Ungkap Penyuap Gayus
Kejaksaan Agung meminta Gayus HP Tambunan dijerat dengan pasal suap dan bukannya gratifikasi dalam perkara korupsi Rp 28 miliar dan Rp 74 miliar. Karena itu, Kejaksaan Agung mendesak penyidik polisi bisa mengungkap pihak pemberi suap dalam perkara Gayus tersebut.
”Harus sedapat mungkin kita ungkap suapnya, bukan sekadar gratifikasi. Makanya kami kasih petunjuk supaya bisa terungkap,” ujar Jaksa Agung Basrief Arief, Jumat (11/2) di Jakarta.

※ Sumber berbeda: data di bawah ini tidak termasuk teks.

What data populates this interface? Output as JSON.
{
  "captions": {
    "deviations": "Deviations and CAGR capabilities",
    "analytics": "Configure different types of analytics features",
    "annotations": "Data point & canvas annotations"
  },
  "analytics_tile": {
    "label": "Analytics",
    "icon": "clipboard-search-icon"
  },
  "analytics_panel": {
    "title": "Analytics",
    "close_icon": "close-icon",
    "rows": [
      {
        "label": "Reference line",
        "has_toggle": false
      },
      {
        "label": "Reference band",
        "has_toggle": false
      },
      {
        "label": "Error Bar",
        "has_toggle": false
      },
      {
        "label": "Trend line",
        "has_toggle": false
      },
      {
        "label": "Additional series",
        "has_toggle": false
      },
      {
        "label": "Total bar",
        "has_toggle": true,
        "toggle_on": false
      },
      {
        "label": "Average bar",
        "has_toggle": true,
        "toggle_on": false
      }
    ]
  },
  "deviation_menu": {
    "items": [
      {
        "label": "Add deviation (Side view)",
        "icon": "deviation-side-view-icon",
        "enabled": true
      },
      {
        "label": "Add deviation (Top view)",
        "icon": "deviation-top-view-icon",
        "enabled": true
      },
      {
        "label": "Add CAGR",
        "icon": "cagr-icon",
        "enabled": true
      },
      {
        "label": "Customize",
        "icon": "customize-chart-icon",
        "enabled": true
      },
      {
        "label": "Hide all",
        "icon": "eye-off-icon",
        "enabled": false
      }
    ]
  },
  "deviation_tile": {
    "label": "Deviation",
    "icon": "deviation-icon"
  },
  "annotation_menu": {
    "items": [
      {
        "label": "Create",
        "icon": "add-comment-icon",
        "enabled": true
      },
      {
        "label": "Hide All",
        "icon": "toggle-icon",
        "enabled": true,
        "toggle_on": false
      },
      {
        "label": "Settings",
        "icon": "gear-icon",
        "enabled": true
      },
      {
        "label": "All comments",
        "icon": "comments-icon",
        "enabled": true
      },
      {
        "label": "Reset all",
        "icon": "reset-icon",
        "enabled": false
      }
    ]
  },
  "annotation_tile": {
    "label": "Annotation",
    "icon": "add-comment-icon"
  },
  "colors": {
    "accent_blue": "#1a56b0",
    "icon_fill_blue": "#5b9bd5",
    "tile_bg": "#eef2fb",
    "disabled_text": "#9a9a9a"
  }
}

Dalam perkara kepemilikan uang Rp 28 miliar dan Rp 74 miliar, Gayus dikenai Pasal 11 dan 12B Undang-Undang Nomor 20 Tahun 2001 tentang Pemberantasan Tindak Pidana Korupsi dan Pasal 3 Undang-Undang Nomor 15 Tahun 2002 tentang Tindak Pidana Pencucian Uang. Dalam berkas penyidik polisi ke Kejaksaan Agung, untuk kepemilikan Rp 28 miliar, dicantumkan pihak pemberi adalah PT Arutmin, PT Bumi Resources, dan PT Kaltim Prima Coal.

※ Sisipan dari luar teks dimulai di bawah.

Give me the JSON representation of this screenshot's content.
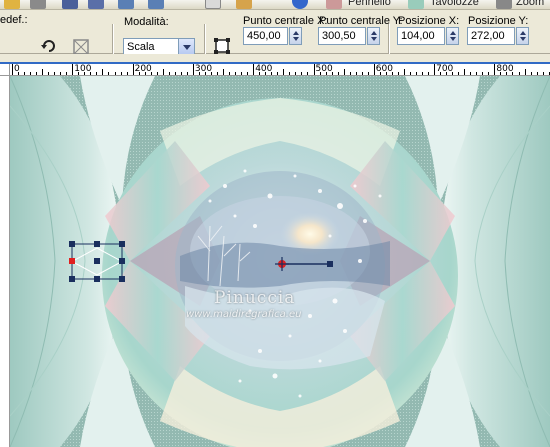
{
  "toolbar": {
    "items": [
      {
        "icon": "folder-icon"
      },
      {
        "icon": "eraser-icon"
      },
      {
        "icon": "save-icon"
      },
      {
        "icon": "save-as-icon"
      },
      {
        "icon": "undo-icon"
      },
      {
        "icon": "redo-icon"
      },
      {
        "icon": "copy-icon"
      },
      {
        "icon": "paste-icon"
      },
      {
        "icon": "help-icon"
      }
    ],
    "labels": [
      "Pennello",
      "Tavolozze",
      "Zoom"
    ]
  },
  "options": {
    "preset_label": "edef.:",
    "mode_label": "Modalità:",
    "mode_value": "Scala",
    "center_x_label": "Punto centrale X:",
    "center_x_value": "450,00",
    "center_y_label": "Punto centrale Y:",
    "center_y_value": "300,50",
    "pos_x_label": "Posizione X:",
    "pos_x_value": "104,00",
    "pos_y_label": "Posizione Y:",
    "pos_y_value": "272,00"
  },
  "ruler": {
    "labels": [
      "0",
      "100",
      "200",
      "300",
      "400",
      "500",
      "600",
      "700",
      "800"
    ]
  },
  "canvas": {
    "watermark_name": "Pinuccia",
    "watermark_url": "www.maidiregrafica.eu",
    "colors": {
      "background": "#9fc3bb",
      "sphere_light": "#e6f6f3",
      "handle_blue": "#1a2f5e",
      "handle_red": "#e02020"
    }
  }
}
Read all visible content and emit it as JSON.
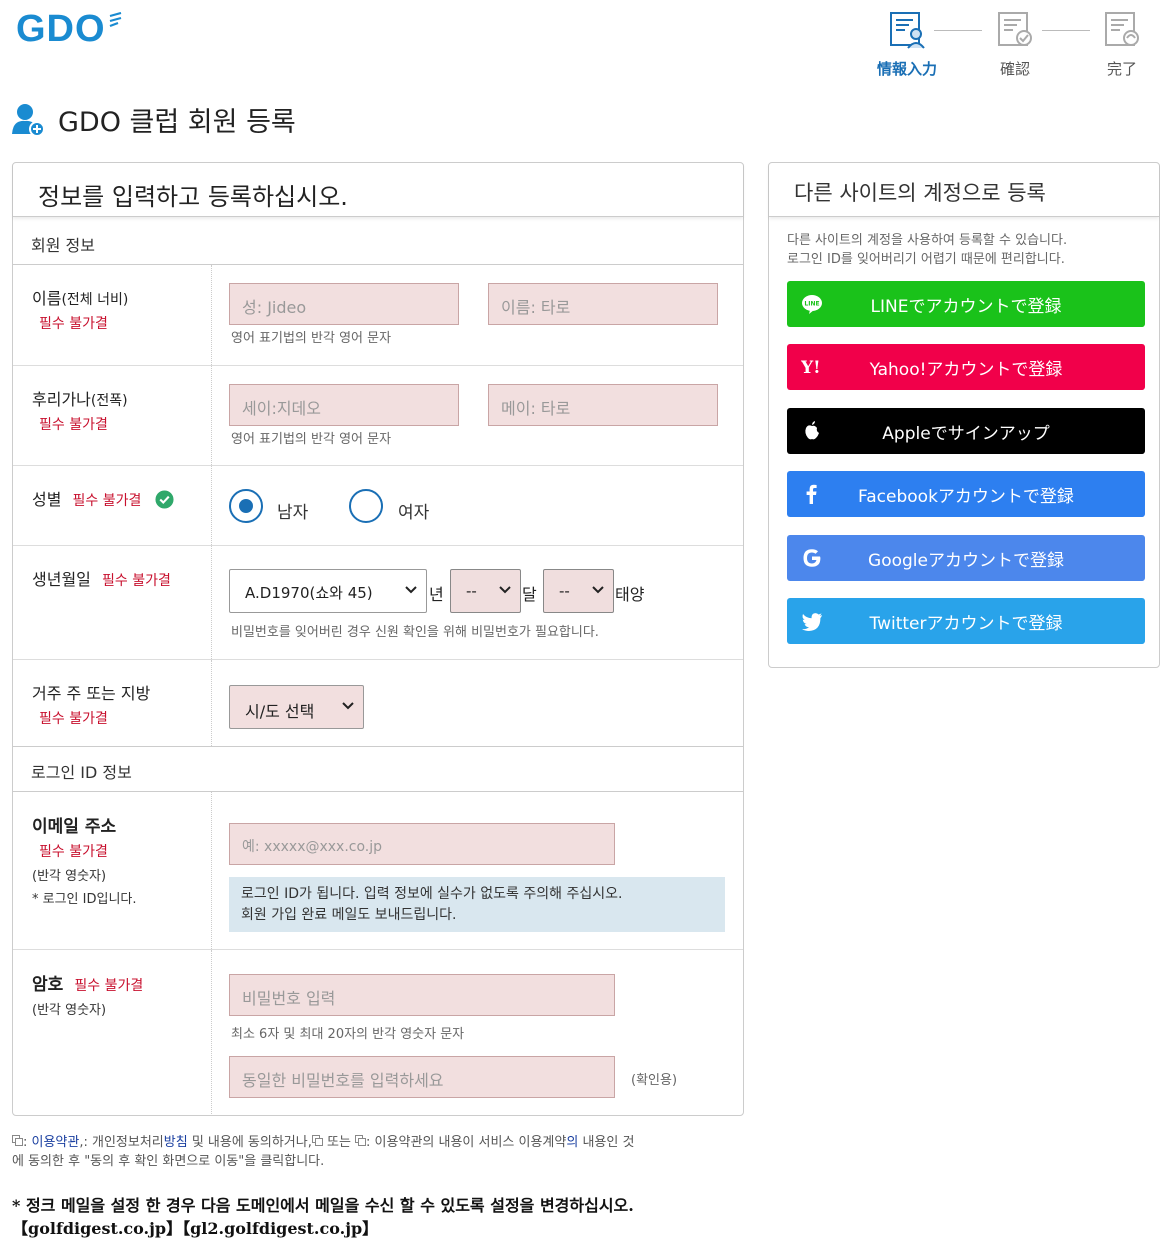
{
  "header": {
    "logo_text": "GDO",
    "steps": [
      {
        "label": "情報入力",
        "active": true
      },
      {
        "label": "確認",
        "active": false
      },
      {
        "label": "完了",
        "active": false
      }
    ],
    "page_title": "GDO 클럽 회원 등록"
  },
  "form": {
    "panel_title": "정보를 입력하고 등록하십시오.",
    "member_section": "회원 정보",
    "name": {
      "label": "이름",
      "label_sub": "(전체 너비)",
      "required": "필수 불가결",
      "last_placeholder": "성: Jideo",
      "first_placeholder": "이름: 타로",
      "hint": "영어 표기법의 반각 영어 문자"
    },
    "furigana": {
      "label": "후리가나",
      "label_sub": "(전폭)",
      "required": "필수 불가결",
      "last_placeholder": "세이:지데오",
      "first_placeholder": "메이: 타로",
      "hint": "영어 표기법의 반각 영어 문자"
    },
    "gender": {
      "label": "성별",
      "required": "필수 불가결",
      "options": [
        "남자",
        "여자"
      ],
      "selected": "남자"
    },
    "birthdate": {
      "label": "생년월일",
      "required": "필수 불가결",
      "year_value": "A.D1970(쇼와 45)",
      "year_unit": "년",
      "month_value": "--",
      "month_unit": "달",
      "day_value": "--",
      "day_unit": "태양",
      "hint": "비밀번호를 잊어버린 경우 신원 확인을 위해 비밀번호가 필요합니다."
    },
    "region": {
      "label": "거주 주 또는 지방",
      "required": "필수 불가결",
      "value": "시/도 선택"
    },
    "login_section": "로그인 ID 정보",
    "email": {
      "label": "이메일 주소",
      "required": "필수 불가결",
      "note1": "(반각 영숫자)",
      "note2": "* 로그인 ID입니다.",
      "placeholder": "예: xxxxx@xxx.co.jp",
      "info_line1": "로그인 ID가 됩니다. 입력 정보에 실수가 없도록 주의해 주십시오.",
      "info_line2": "회원 가입 완료 메일도 보내드립니다."
    },
    "password": {
      "label": "암호",
      "required": "필수 불가결",
      "note": "(반각 영숫자)",
      "placeholder": "비밀번호 입력",
      "hint": "최소 6자 및 최대 20자의 반각 영숫자 문자",
      "confirm_placeholder": "동일한 비밀번호를 입력하세요",
      "confirm_note": "(확인용)"
    }
  },
  "social": {
    "title": "다른 사이트의 계정으로 등록",
    "desc_line1": "다른 사이트의 계정을 사용하여 등록할 수 있습니다.",
    "desc_line2": "로그인 ID를 잊어버리기 어렵기 때문에 편리합니다.",
    "buttons": [
      {
        "label": "LINEでアカウントで登録",
        "icon": "line-icon",
        "color": "#1ac21a"
      },
      {
        "label": "Yahoo!アカウントで登録",
        "icon": "yahoo-icon",
        "color": "#f1004a"
      },
      {
        "label": "Appleでサインアップ",
        "icon": "apple-icon",
        "color": "#000000"
      },
      {
        "label": "Facebookアカウントで登録",
        "icon": "facebook-icon",
        "color": "#2d7ff0"
      },
      {
        "label": "Googleアカウントで登録",
        "icon": "google-icon",
        "color": "#4c87ec"
      },
      {
        "label": "Twitterアカウントで登録",
        "icon": "twitter-icon",
        "color": "#29a3ea"
      }
    ]
  },
  "footer": {
    "terms_link": "이용약관",
    "privacy_link": "방침",
    "agree_a": ": ",
    "agree_b": ",: 개인정보처리",
    "agree_c": " 및 내용에 동의하거나,",
    "agree_d": " 또는 ",
    "agree_e": ": 이용약관의 내용이 서비스 이용계약",
    "contract_link": "의",
    "agree_f": " 내용인 것",
    "agree_line2": "에 동의한 후 \"동의 후 확인 화면으로 이동\"을 클릭합니다.",
    "mail_notice": "* 정크 메일을 설정 한 경우 다음 도메인에서 메일을 수신 할 수 있도록 설정을 변경하십시오.",
    "domains": "【golfdigest.co.jp】【gl2.golfdigest.co.jp】"
  }
}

Namun, untuk kepemilikan Rp 74 miliar, tidak dicantumkan pemberinya. Karena tidak mampu mengungkap pemberi suap, penyidik akhirnya hanya mengenakan pasal gratifikasi, yakni Pasal 12B UU Tipikor. Dengan pasal gratifikasi, penyidik tidak perlu mengungkap pemberi suap.
Jaksa Agung Muda Pidana Khusus M Amari menambahkan, pihaknya memberi petunjuk kepada penyidik untuk menyelidiki asal-usul bundel uang Gayus berdenominasi dollar AS yang disimpan dalam safety deposit box.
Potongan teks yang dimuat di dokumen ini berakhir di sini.